Terzo. Le istanze secessioniste, come insegna l’esperienza spagnola (il caso della Catalogna), possono tradursi in istanze autonomistiche su scala sempre più piccola. Si consideri, a riguardo, che il 60% del Pil lombardo è prodotto nella sola città di Milano: in una ipotetica rincorsa a chi trattiene maggior gettito fiscale a ragione della sua maggiore ricchezza, la secessione lombarda potrebbe paradossalmente generare la rivendicazione di maggiore autonomia del suo capoluogo di regione, in una spirale di municipalizzazione che potrebbe non avere mai termine (sul filo del paradosso, quel 60% è generato in alcuni quartieri di Milano, che, in questa logica piuttosto perversa, avrebbero buon gioco per chiedere ulteriore secessione).

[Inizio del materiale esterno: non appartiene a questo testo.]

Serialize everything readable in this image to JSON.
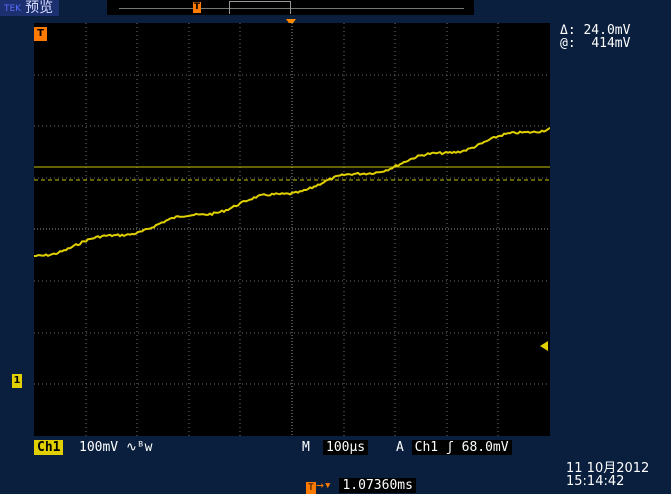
{
  "header": {
    "mode_tag": "TEK",
    "mode_label": "预览"
  },
  "cursor": {
    "delta_symbol": "Δ:",
    "delta_value": "24.0mV",
    "at_symbol": "@:",
    "at_value": "414mV"
  },
  "status": {
    "ch1_label": "Ch1",
    "ch1_scale": "100mV ∿ᴮw",
    "timebase_prefix": "M",
    "timebase_value": "100µs",
    "trigger_mode": "A",
    "trigger_source": "Ch1",
    "trigger_slope": "ʃ",
    "trigger_level": "68.0mV",
    "trigger_delay": "1.07360ms",
    "date": "11 10月2012",
    "time": "15:14:42"
  },
  "markers": {
    "t_marker": "T",
    "ch1_marker": "1"
  },
  "colors": {
    "trace": "#e0d000",
    "trigger": "#ff7a00",
    "background": "#0a1f3e"
  }
}
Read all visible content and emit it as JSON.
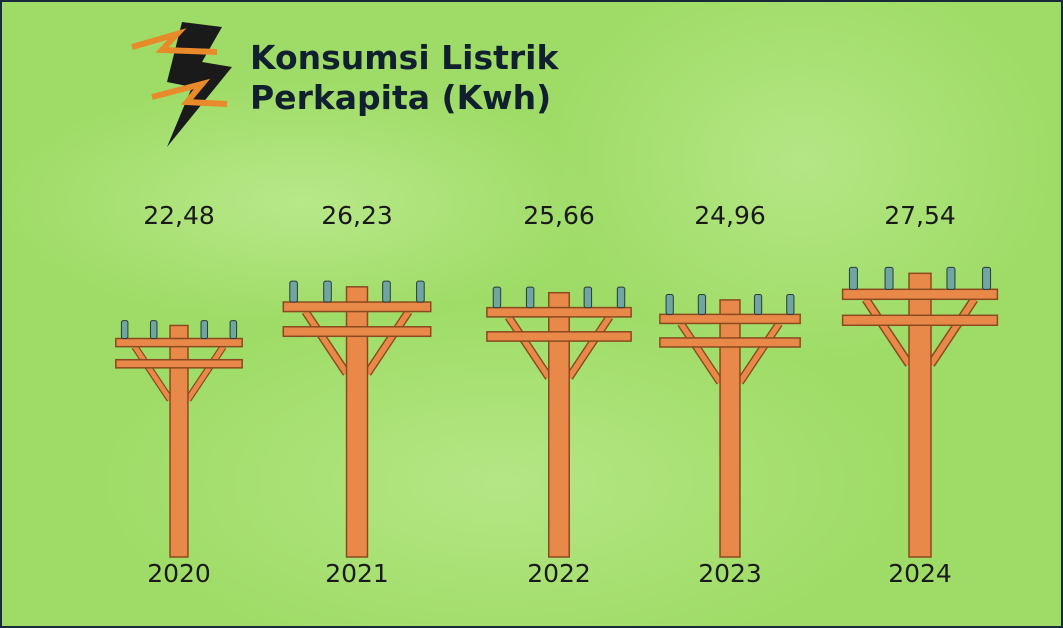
{
  "chart_data": {
    "type": "bar",
    "title": "Konsumsi Listrik Perkapita (Kwh)",
    "categories": [
      "2020",
      "2021",
      "2022",
      "2023",
      "2024"
    ],
    "values": [
      22.48,
      26.23,
      25.66,
      24.96,
      27.54
    ],
    "value_labels": [
      "22,48",
      "26,23",
      "25,66",
      "24,96",
      "27,54"
    ],
    "color": "#e8894a"
  }
}
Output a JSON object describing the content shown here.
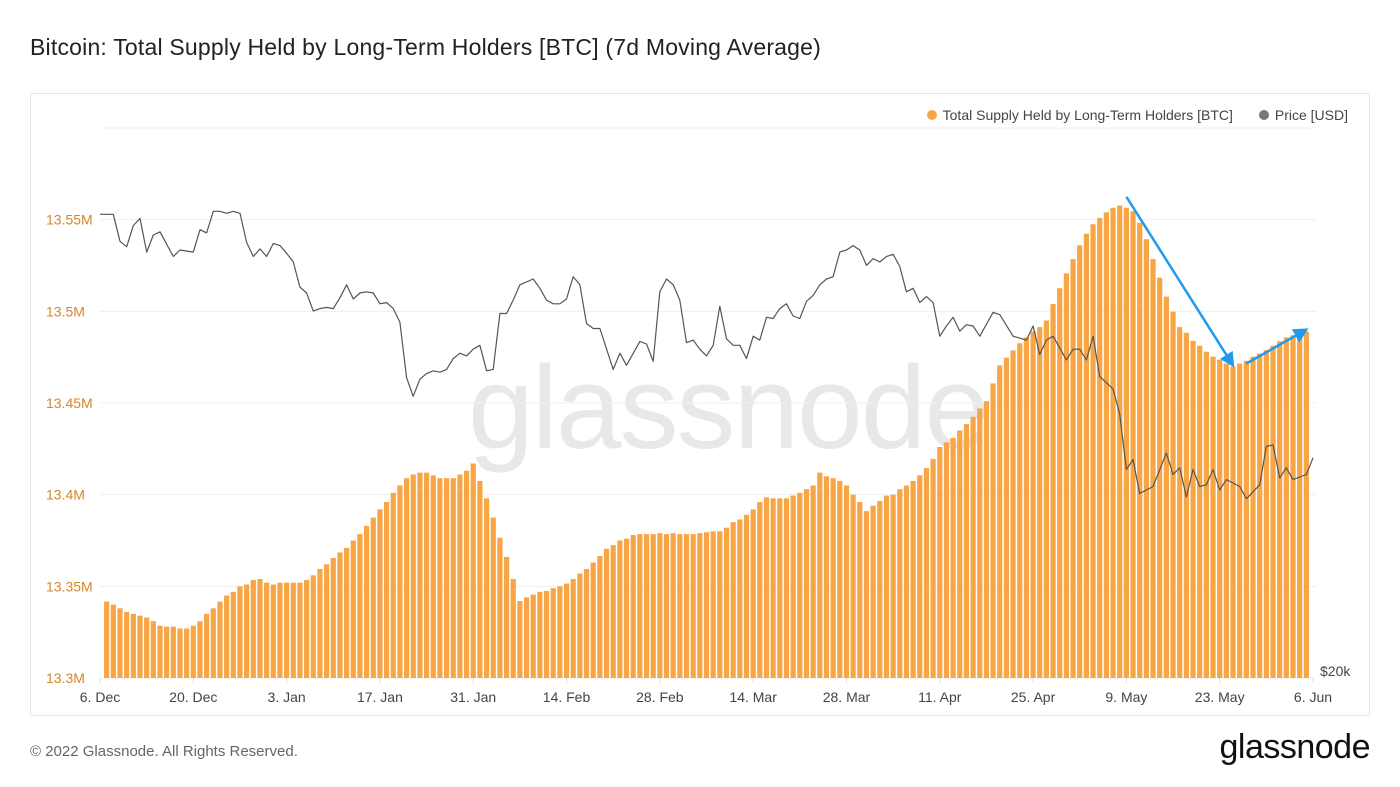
{
  "title": "Bitcoin: Total Supply Held by Long-Term Holders [BTC] (7d Moving Average)",
  "footer": "© 2022 Glassnode. All Rights Reserved.",
  "logo": "glassnode",
  "watermark": "glassnode",
  "colors": {
    "bars": "#f7a545",
    "price": "#555555",
    "axis_left": "#d4862a",
    "annotation": "#1e9bf0"
  },
  "chart_data": {
    "type": "bar",
    "title": "Bitcoin: Total Supply Held by Long-Term Holders [BTC] (7d Moving Average)",
    "legend": {
      "placement": "top-right",
      "entries": [
        "Total Supply Held by Long-Term Holders [BTC]",
        "Price [USD]"
      ]
    },
    "x_axis": {
      "start": "6 Dec",
      "days": 182,
      "ticks": [
        {
          "day": 0,
          "label": "6. Dec"
        },
        {
          "day": 14,
          "label": "20. Dec"
        },
        {
          "day": 28,
          "label": "3. Jan"
        },
        {
          "day": 42,
          "label": "17. Jan"
        },
        {
          "day": 56,
          "label": "31. Jan"
        },
        {
          "day": 70,
          "label": "14. Feb"
        },
        {
          "day": 84,
          "label": "28. Feb"
        },
        {
          "day": 98,
          "label": "14. Mar"
        },
        {
          "day": 112,
          "label": "28. Mar"
        },
        {
          "day": 126,
          "label": "11. Apr"
        },
        {
          "day": 140,
          "label": "25. Apr"
        },
        {
          "day": 154,
          "label": "9. May"
        },
        {
          "day": 168,
          "label": "23. May"
        },
        {
          "day": 182,
          "label": "6. Jun"
        }
      ]
    },
    "y_left": {
      "unit": "M BTC",
      "ylim": [
        13.3,
        13.6
      ],
      "ticks": [
        {
          "v": 13.3,
          "label": "13.3M"
        },
        {
          "v": 13.35,
          "label": "13.35M"
        },
        {
          "v": 13.4,
          "label": "13.4M"
        },
        {
          "v": 13.45,
          "label": "13.45M"
        },
        {
          "v": 13.5,
          "label": "13.5M"
        },
        {
          "v": 13.55,
          "label": "13.55M"
        }
      ]
    },
    "y_right": {
      "scale": "log",
      "ylim": [
        20000,
        59300
      ],
      "ticks": [
        {
          "v": 20000,
          "label": "$20k"
        }
      ]
    },
    "grid": true,
    "series": [
      {
        "name": "Total Supply Held by Long-Term Holders [BTC]",
        "type": "bar",
        "first_day": 1,
        "values": [
          13.3417,
          13.34,
          13.338,
          13.336,
          13.335,
          13.334,
          13.333,
          13.331,
          13.3285,
          13.328,
          13.328,
          13.327,
          13.327,
          13.3285,
          13.331,
          13.335,
          13.338,
          13.3417,
          13.345,
          13.347,
          13.35,
          13.351,
          13.3535,
          13.354,
          13.352,
          13.351,
          13.352,
          13.352,
          13.352,
          13.352,
          13.3535,
          13.356,
          13.3595,
          13.362,
          13.3655,
          13.3685,
          13.371,
          13.375,
          13.3785,
          13.383,
          13.3875,
          13.392,
          13.396,
          13.401,
          13.405,
          13.409,
          13.411,
          13.412,
          13.412,
          13.4105,
          13.409,
          13.409,
          13.409,
          13.411,
          13.413,
          13.417,
          13.4075,
          13.398,
          13.3875,
          13.3765,
          13.366,
          13.354,
          13.342,
          13.344,
          13.3455,
          13.347,
          13.3475,
          13.349,
          13.35,
          13.3515,
          13.354,
          13.357,
          13.3595,
          13.363,
          13.3665,
          13.3705,
          13.3725,
          13.375,
          13.376,
          13.378,
          13.3785,
          13.3785,
          13.3785,
          13.379,
          13.3785,
          13.379,
          13.3785,
          13.3785,
          13.3785,
          13.379,
          13.3795,
          13.38,
          13.38,
          13.382,
          13.385,
          13.3865,
          13.389,
          13.392,
          13.396,
          13.3985,
          13.398,
          13.398,
          13.398,
          13.3995,
          13.401,
          13.403,
          13.405,
          13.412,
          13.41,
          13.409,
          13.4075,
          13.405,
          13.4,
          13.396,
          13.391,
          13.394,
          13.3965,
          13.3995,
          13.4,
          13.403,
          13.405,
          13.4075,
          13.4105,
          13.4145,
          13.4195,
          13.426,
          13.4285,
          13.431,
          13.435,
          13.4385,
          13.4425,
          13.447,
          13.451,
          13.4607,
          13.4705,
          13.4747,
          13.4787,
          13.4826,
          13.4858,
          13.489,
          13.4914,
          13.495,
          13.504,
          13.5126,
          13.5207,
          13.5285,
          13.536,
          13.5423,
          13.5475,
          13.551,
          13.554,
          13.5565,
          13.5577,
          13.5565,
          13.5546,
          13.5483,
          13.5393,
          13.5285,
          13.5184,
          13.508,
          13.4998,
          13.4914,
          13.4883,
          13.4839,
          13.4812,
          13.478,
          13.4753,
          13.4736,
          13.4715,
          13.4699,
          13.4715,
          13.473,
          13.4753,
          13.477,
          13.4789,
          13.4812,
          13.4837,
          13.4858,
          13.487,
          13.4876,
          13.489
        ]
      },
      {
        "name": "Price [USD]",
        "type": "line",
        "points": [
          [
            0,
            50000
          ],
          [
            2,
            50000
          ],
          [
            3,
            47400
          ],
          [
            4,
            46900
          ],
          [
            5,
            48900
          ],
          [
            6,
            49600
          ],
          [
            7,
            46400
          ],
          [
            8,
            48000
          ],
          [
            9,
            48300
          ],
          [
            11,
            46000
          ],
          [
            12,
            46600
          ],
          [
            14,
            46400
          ],
          [
            15,
            48500
          ],
          [
            16,
            48200
          ],
          [
            17,
            50300
          ],
          [
            18,
            50300
          ],
          [
            19,
            50100
          ],
          [
            20,
            50300
          ],
          [
            21,
            50100
          ],
          [
            22,
            47300
          ],
          [
            23,
            46000
          ],
          [
            24,
            46700
          ],
          [
            25,
            46000
          ],
          [
            26,
            47200
          ],
          [
            27,
            47000
          ],
          [
            28,
            46300
          ],
          [
            29,
            45500
          ],
          [
            30,
            43300
          ],
          [
            31,
            42800
          ],
          [
            32,
            41300
          ],
          [
            33,
            41500
          ],
          [
            34,
            41600
          ],
          [
            35,
            41500
          ],
          [
            36,
            42400
          ],
          [
            37,
            43500
          ],
          [
            38,
            42300
          ],
          [
            39,
            42800
          ],
          [
            40,
            42900
          ],
          [
            41,
            42800
          ],
          [
            42,
            41900
          ],
          [
            43,
            42000
          ],
          [
            44,
            41500
          ],
          [
            45,
            40400
          ],
          [
            46,
            36200
          ],
          [
            47,
            34900
          ],
          [
            48,
            36100
          ],
          [
            49,
            36500
          ],
          [
            50,
            36700
          ],
          [
            51,
            36600
          ],
          [
            52,
            36800
          ],
          [
            53,
            37600
          ],
          [
            54,
            38000
          ],
          [
            55,
            37800
          ],
          [
            56,
            38300
          ],
          [
            57,
            38600
          ],
          [
            58,
            36700
          ],
          [
            59,
            36800
          ],
          [
            60,
            41100
          ],
          [
            61,
            41100
          ],
          [
            62,
            42200
          ],
          [
            63,
            43500
          ],
          [
            65,
            44000
          ],
          [
            66,
            43200
          ],
          [
            67,
            42200
          ],
          [
            68,
            41900
          ],
          [
            69,
            41900
          ],
          [
            70,
            42300
          ],
          [
            71,
            44200
          ],
          [
            72,
            43500
          ],
          [
            73,
            40300
          ],
          [
            74,
            39900
          ],
          [
            75,
            39900
          ],
          [
            77,
            36800
          ],
          [
            78,
            38000
          ],
          [
            79,
            37100
          ],
          [
            81,
            38900
          ],
          [
            82,
            38700
          ],
          [
            83,
            37400
          ],
          [
            84,
            42900
          ],
          [
            85,
            44000
          ],
          [
            86,
            43500
          ],
          [
            87,
            42200
          ],
          [
            88,
            38800
          ],
          [
            89,
            39000
          ],
          [
            90,
            38300
          ],
          [
            91,
            37800
          ],
          [
            92,
            38600
          ],
          [
            93,
            41700
          ],
          [
            94,
            39100
          ],
          [
            95,
            38600
          ],
          [
            96,
            38600
          ],
          [
            97,
            37600
          ],
          [
            98,
            39300
          ],
          [
            99,
            39000
          ],
          [
            100,
            40800
          ],
          [
            101,
            40700
          ],
          [
            102,
            41500
          ],
          [
            103,
            41900
          ],
          [
            104,
            40900
          ],
          [
            105,
            40700
          ],
          [
            106,
            42100
          ],
          [
            107,
            42600
          ],
          [
            108,
            43500
          ],
          [
            109,
            44000
          ],
          [
            110,
            44200
          ],
          [
            111,
            46400
          ],
          [
            112,
            46600
          ],
          [
            113,
            47000
          ],
          [
            114,
            46600
          ],
          [
            115,
            45200
          ],
          [
            116,
            45800
          ],
          [
            117,
            45500
          ],
          [
            118,
            46000
          ],
          [
            119,
            46200
          ],
          [
            120,
            45100
          ],
          [
            121,
            42900
          ],
          [
            122,
            43200
          ],
          [
            123,
            42000
          ],
          [
            124,
            42500
          ],
          [
            125,
            42000
          ],
          [
            126,
            39300
          ],
          [
            127,
            40100
          ],
          [
            128,
            40800
          ],
          [
            129,
            39700
          ],
          [
            130,
            40200
          ],
          [
            131,
            40100
          ],
          [
            132,
            39300
          ],
          [
            134,
            41200
          ],
          [
            135,
            41000
          ],
          [
            137,
            39300
          ],
          [
            139,
            39000
          ],
          [
            140,
            40100
          ],
          [
            141,
            37900
          ],
          [
            142,
            39000
          ],
          [
            143,
            39300
          ],
          [
            145,
            37500
          ],
          [
            146,
            38300
          ],
          [
            147,
            38300
          ],
          [
            148,
            37500
          ],
          [
            149,
            39300
          ],
          [
            150,
            36300
          ],
          [
            152,
            35400
          ],
          [
            153,
            33700
          ],
          [
            154,
            30200
          ],
          [
            155,
            30800
          ],
          [
            156,
            28800
          ],
          [
            158,
            29200
          ],
          [
            160,
            31200
          ],
          [
            161,
            29900
          ],
          [
            162,
            30300
          ],
          [
            163,
            28600
          ],
          [
            164,
            30200
          ],
          [
            165,
            29200
          ],
          [
            166,
            29300
          ],
          [
            167,
            30200
          ],
          [
            168,
            29000
          ],
          [
            169,
            29600
          ],
          [
            170,
            29400
          ],
          [
            171,
            29200
          ],
          [
            172,
            28500
          ],
          [
            174,
            29300
          ],
          [
            175,
            31600
          ],
          [
            176,
            31700
          ],
          [
            177,
            29700
          ],
          [
            178,
            30300
          ],
          [
            179,
            29600
          ],
          [
            181,
            29900
          ],
          [
            182,
            30900
          ]
        ]
      }
    ],
    "annotations": [
      {
        "type": "arrow",
        "from_day": 154,
        "from_value": 13.5625,
        "to_day": 170,
        "to_value": 13.4705,
        "meaning": "decline"
      },
      {
        "type": "arrow",
        "from_day": 172,
        "from_value": 13.4715,
        "to_day": 181,
        "to_value": 13.49,
        "meaning": "rise"
      }
    ]
  }
}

Quarto. Il calcolo del residuo fiscale – la differenza fra quanto i residenti nelle regioni che chiedono autonomia pagano per tasse e quanto ricevono in termini di trasferimenti pubblici – è pressoché impossibile sul piano tecnico. Si pensi, a titolo esemplificativo, a come computare la produzione di prodotti semilavorati provenienti da altre Regioni italiane nel Pil lombardo, o anche a come imputare il contributo del lavoro di emigrati che hanno conservato la residenza al Sud nel Pil di altre regioni. Stesse considerazioni valgono per l’imputazione della quota di titoli del debito pubblico detenuta da famiglie con residenza in Regioni del Sud o del Nord del Paese.

L’esperienza storica mostra che i maggiori tassi di crescita che l’Italia ha sperimentato si sono avuti negli anni nei quali sono stati minori i divari regionali e il Mezzogiorno è cresciuto di più. E’ il caso di ricordarlo per stabilire che il cosiddetto effetto locomotiva (l’economia italiana parte se partono le sue regioni più ricche) non ha quasi mai funzionato e semmai ha funzionato l’effetto contrario: storicamente, sono state le aree più deboli del Paese a trascinare la crescita delle aree più ricche.